Any implementation of Big Data solution will have to address all of above concers to be successfull.
Good luck to your implementations.

Tuesday, February 18, 2014

Big Data – Biggest security risk

Have you encountered questions like these?
  1. How secure is hadoop ecosystem?
  2. How users, administrators and analysts will use big data in secure manner?
  3. How to fit in hadoop ecosystem into existing enterprise security models?
Just open hadoop architecture document “assumptions and goals” here and you will notice security was never there in consideration. Hadoop was not built with enterprise security in mind. But when enterprises start adopting it, they will definitely ask questions similar to those I mentioned.
If you are using hadoop in a closed secure environment and no one except few trusted members are accessing it for performing some POCs, you may ignore security for a while.
But this is not how enterprises are adopting hadoop and building hadoop based systems. If you are interested in understanding more about how enterprise hadoop adoption is progressing, you may have to spend some time goggling around but for today’s discussion, I will refer a simplified version of high level architecture shown by
HortonWorks.
Just a quick scan of above diagram shows, your hadoop systems will be accessed by various applications and users in many ways across the globe over secured and unsecured networks. In any of such platforms, security is a serious concern but for hadoop, it is more vital.
Why? Why more vital for hadoop?
Just look back again at architecture diagram, data is flowing into hadoop from every possible sources, your CRM, ERP, Logs, Click stream, Sensors, Social media etc. This data is precious for enterprise and we must secure it from all possible security threats.

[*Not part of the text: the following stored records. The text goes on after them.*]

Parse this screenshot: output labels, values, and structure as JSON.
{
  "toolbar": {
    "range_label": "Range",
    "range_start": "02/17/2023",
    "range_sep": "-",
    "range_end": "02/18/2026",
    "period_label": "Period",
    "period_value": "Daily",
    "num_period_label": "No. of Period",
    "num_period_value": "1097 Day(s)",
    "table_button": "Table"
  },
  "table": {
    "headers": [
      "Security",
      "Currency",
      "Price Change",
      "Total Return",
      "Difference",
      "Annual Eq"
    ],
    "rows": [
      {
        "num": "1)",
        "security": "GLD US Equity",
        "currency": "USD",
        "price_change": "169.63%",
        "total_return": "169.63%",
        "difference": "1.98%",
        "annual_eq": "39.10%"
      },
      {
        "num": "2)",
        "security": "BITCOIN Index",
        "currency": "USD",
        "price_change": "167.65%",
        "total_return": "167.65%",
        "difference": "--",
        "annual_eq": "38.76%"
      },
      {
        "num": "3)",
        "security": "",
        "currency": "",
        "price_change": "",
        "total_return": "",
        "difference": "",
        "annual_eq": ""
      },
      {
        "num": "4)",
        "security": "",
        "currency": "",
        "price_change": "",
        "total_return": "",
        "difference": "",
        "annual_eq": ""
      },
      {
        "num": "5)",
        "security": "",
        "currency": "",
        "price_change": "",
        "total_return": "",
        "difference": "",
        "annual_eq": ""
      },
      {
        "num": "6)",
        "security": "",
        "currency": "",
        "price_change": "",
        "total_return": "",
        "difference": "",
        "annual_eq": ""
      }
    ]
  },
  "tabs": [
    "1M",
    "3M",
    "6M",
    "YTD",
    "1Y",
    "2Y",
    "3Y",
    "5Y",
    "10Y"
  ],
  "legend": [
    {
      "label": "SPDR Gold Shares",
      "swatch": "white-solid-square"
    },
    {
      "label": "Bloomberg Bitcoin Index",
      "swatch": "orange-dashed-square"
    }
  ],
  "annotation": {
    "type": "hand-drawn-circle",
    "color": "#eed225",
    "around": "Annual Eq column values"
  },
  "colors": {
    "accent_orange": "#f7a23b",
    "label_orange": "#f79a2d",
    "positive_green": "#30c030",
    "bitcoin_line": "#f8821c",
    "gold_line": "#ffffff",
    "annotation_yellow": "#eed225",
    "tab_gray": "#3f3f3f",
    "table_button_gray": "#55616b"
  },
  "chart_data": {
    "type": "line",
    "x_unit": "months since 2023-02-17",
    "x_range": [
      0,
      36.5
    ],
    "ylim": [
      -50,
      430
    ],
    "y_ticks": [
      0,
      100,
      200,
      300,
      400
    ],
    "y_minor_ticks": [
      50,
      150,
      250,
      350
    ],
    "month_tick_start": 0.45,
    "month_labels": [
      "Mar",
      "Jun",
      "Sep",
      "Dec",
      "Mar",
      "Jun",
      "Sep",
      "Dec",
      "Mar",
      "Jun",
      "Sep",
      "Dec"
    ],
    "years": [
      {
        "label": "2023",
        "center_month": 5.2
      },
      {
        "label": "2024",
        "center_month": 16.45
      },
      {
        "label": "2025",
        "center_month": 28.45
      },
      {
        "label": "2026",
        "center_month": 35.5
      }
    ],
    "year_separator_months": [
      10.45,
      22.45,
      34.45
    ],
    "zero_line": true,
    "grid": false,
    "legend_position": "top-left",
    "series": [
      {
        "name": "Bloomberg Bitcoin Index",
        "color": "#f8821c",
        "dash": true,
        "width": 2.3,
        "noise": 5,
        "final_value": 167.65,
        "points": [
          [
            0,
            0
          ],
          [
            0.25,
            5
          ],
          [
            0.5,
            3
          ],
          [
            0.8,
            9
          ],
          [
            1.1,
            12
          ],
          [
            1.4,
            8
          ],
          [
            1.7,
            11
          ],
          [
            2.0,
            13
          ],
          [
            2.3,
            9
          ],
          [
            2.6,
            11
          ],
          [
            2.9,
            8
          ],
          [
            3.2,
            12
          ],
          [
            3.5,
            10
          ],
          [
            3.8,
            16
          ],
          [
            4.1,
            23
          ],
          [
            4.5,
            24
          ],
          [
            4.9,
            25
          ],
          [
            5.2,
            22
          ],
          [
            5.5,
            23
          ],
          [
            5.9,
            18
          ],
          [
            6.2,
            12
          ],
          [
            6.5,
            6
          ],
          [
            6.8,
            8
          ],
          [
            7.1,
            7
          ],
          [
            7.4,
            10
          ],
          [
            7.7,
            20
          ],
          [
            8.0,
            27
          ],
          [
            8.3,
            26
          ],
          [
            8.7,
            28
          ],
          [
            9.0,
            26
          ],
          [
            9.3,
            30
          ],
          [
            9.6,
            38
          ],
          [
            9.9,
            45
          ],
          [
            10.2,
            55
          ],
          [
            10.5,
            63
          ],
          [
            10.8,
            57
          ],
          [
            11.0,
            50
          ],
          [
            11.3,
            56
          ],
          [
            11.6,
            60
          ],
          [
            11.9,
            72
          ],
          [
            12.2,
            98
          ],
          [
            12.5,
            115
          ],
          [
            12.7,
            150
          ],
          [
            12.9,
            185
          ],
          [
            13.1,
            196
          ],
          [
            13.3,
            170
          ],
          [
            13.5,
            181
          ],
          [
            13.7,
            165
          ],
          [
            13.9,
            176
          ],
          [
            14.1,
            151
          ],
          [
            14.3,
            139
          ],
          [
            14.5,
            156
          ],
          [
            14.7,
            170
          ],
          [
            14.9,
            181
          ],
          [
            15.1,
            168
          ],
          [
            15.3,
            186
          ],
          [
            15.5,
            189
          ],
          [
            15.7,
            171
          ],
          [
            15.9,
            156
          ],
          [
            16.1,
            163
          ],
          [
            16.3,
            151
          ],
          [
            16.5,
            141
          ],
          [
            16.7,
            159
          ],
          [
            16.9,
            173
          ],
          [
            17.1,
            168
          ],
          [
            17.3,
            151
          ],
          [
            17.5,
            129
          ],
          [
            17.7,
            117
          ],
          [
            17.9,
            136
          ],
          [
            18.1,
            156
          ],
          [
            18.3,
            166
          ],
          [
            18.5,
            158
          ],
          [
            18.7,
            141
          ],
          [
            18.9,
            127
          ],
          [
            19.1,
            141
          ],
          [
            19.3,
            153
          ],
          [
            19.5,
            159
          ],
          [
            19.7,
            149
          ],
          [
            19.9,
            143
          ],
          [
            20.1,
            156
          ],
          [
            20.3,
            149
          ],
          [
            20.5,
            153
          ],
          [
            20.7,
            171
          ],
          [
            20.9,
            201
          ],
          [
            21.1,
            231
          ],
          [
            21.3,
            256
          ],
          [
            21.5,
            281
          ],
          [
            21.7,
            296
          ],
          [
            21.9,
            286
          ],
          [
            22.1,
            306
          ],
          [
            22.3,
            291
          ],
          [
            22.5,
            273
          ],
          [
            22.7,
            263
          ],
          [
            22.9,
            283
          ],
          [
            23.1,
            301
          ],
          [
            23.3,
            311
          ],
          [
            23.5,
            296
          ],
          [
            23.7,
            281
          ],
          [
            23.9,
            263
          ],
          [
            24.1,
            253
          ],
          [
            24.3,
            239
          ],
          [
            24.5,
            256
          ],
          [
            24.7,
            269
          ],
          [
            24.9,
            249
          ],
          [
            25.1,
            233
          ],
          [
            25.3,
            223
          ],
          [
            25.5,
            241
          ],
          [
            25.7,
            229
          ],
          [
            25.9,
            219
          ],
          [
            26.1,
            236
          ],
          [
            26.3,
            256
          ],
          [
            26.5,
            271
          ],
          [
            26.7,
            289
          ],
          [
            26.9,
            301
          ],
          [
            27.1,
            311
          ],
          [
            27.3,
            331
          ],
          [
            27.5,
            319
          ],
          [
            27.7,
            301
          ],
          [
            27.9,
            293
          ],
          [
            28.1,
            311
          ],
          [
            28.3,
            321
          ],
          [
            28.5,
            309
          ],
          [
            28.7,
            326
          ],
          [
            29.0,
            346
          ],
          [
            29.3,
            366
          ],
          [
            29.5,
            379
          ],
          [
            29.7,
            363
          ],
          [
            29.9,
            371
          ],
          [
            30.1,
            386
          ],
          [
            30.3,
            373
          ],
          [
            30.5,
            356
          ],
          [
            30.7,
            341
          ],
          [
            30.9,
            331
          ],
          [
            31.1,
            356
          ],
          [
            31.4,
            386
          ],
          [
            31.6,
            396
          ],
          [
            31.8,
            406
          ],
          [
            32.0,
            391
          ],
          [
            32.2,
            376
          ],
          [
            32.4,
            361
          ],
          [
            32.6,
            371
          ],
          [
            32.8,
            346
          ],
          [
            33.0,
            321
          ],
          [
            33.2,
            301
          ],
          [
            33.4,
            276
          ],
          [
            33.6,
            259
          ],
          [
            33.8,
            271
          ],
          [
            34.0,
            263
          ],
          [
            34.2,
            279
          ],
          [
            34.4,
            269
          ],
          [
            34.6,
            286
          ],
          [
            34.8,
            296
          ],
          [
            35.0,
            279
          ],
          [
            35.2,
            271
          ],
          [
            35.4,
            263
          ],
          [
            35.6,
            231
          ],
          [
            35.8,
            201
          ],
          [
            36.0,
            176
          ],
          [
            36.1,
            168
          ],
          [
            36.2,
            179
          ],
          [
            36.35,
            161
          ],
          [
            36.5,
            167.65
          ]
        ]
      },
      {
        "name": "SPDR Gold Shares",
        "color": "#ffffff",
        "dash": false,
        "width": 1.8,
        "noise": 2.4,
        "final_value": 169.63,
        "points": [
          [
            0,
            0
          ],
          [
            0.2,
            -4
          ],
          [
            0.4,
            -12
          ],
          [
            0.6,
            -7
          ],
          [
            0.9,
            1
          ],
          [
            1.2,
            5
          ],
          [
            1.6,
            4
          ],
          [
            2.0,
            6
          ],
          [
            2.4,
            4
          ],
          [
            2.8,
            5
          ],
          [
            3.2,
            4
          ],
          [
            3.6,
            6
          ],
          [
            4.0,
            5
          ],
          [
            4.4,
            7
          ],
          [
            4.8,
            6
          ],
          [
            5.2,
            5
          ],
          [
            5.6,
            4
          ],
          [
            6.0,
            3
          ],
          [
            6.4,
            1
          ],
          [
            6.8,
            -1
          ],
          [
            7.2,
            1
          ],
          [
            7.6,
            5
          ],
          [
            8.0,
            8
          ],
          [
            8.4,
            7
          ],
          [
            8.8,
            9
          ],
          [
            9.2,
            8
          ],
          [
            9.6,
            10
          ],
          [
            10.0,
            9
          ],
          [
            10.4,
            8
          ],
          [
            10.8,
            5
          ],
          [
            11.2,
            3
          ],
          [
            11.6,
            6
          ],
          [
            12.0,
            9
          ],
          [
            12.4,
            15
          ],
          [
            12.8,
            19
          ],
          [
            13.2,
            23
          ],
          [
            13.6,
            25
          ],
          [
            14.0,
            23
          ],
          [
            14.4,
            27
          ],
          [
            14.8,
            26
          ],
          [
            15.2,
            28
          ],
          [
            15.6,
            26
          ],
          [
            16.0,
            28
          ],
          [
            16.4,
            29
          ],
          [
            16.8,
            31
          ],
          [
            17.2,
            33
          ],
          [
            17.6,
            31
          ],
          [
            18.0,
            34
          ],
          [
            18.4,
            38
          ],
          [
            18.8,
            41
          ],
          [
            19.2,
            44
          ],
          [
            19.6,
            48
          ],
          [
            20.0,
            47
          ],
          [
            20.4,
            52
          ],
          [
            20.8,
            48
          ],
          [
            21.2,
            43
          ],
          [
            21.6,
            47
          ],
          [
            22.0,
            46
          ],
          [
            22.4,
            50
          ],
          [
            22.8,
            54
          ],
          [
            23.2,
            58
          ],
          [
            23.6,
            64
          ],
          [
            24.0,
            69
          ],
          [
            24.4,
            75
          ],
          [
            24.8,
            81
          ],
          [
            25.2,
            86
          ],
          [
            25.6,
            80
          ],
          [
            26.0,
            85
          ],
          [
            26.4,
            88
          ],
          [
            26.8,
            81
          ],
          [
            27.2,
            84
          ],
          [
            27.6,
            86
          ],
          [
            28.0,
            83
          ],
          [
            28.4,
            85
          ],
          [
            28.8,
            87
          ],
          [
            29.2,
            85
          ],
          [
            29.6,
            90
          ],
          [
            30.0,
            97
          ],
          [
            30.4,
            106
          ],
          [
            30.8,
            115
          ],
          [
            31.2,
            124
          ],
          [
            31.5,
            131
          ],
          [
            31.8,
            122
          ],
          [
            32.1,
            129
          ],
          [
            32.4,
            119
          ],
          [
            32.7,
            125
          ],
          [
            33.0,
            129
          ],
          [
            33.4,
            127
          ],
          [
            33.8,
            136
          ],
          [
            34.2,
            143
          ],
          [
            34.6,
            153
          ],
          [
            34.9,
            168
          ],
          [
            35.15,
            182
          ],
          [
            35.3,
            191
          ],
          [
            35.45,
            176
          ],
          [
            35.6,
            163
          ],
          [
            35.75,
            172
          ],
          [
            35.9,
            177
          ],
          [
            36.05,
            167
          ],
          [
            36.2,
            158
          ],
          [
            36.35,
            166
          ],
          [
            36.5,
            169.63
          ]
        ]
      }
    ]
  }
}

Your big data platform doesn’t only store your big data but also all the insights, patterns and analytics results which you have derived or discovered from your big data. You can’t even ignore those intermediate results which you generated during the process of discovering insights from your big data.
Security is a big serious concern and an important aspect of big data technology which you have to take care. You will also have to manage risk associated with big data security.
Next question comes what are the aspects of security which we have to consider and cover for. To answer this question, we have to consider enterprise perspective of security.
What is an enterprise security?
Enterprise security is mainly driven by three things.
  1. Legislation
  2. Internal policies
  3. Business drivers
Legislation forces some regulatory and standard compliance on various enterprises. It might be based on global regulations or may be local laws and regulatory needs. Few examples of such standards and regulations are given below.

Global Standards

ISO/IEC 27002:2005 – Code of Practice for Information Security Management
ISO/IEC 27001:2005 – Information Security Management System Requirements
ISO/IEC 15408 – Evaluation Criteria for IT Security
ISO/IEC 13335 – IT Security Management
PCI-DSS – Payment card industry – data security standards
COBIT – Control objectives for information and related technology
ITIL – ISO/IEC 20000 SERIES

Regulation in US

SOX – Sarbanes-Oxley Act of 2002
COSO – Committee Of Sponsoring Organizations of the Tread way Commission
HIPPA – Health Insurance Portability And Accountability Act 1996
FISMA – Federal Information Security Management Act
FIPS – Federal Information Processing Standards

Regulations in EU

Data Protection Act 1984 amended 1998 – UK
Data Protection Act 2004 – France
Directive 95/46/EC of the European Parliament and of the Council – 1995 – EU
RIP/RIPA – Regulation of Investigatory Powers Act 2000 – EU
Federal Data Protection Act 2006 – Germany
Internal policies and business drivers are specific to enterprise and vary from industry to industry.
Based on all this discussion and in-depth analysis of various needs I am trying to build a broader view of enterprise security using below diagram.

Above diagram clearly lists 8 key verticals of enterprise security and any big data solution will have to address all of these verticals to be adopted by any enterprise.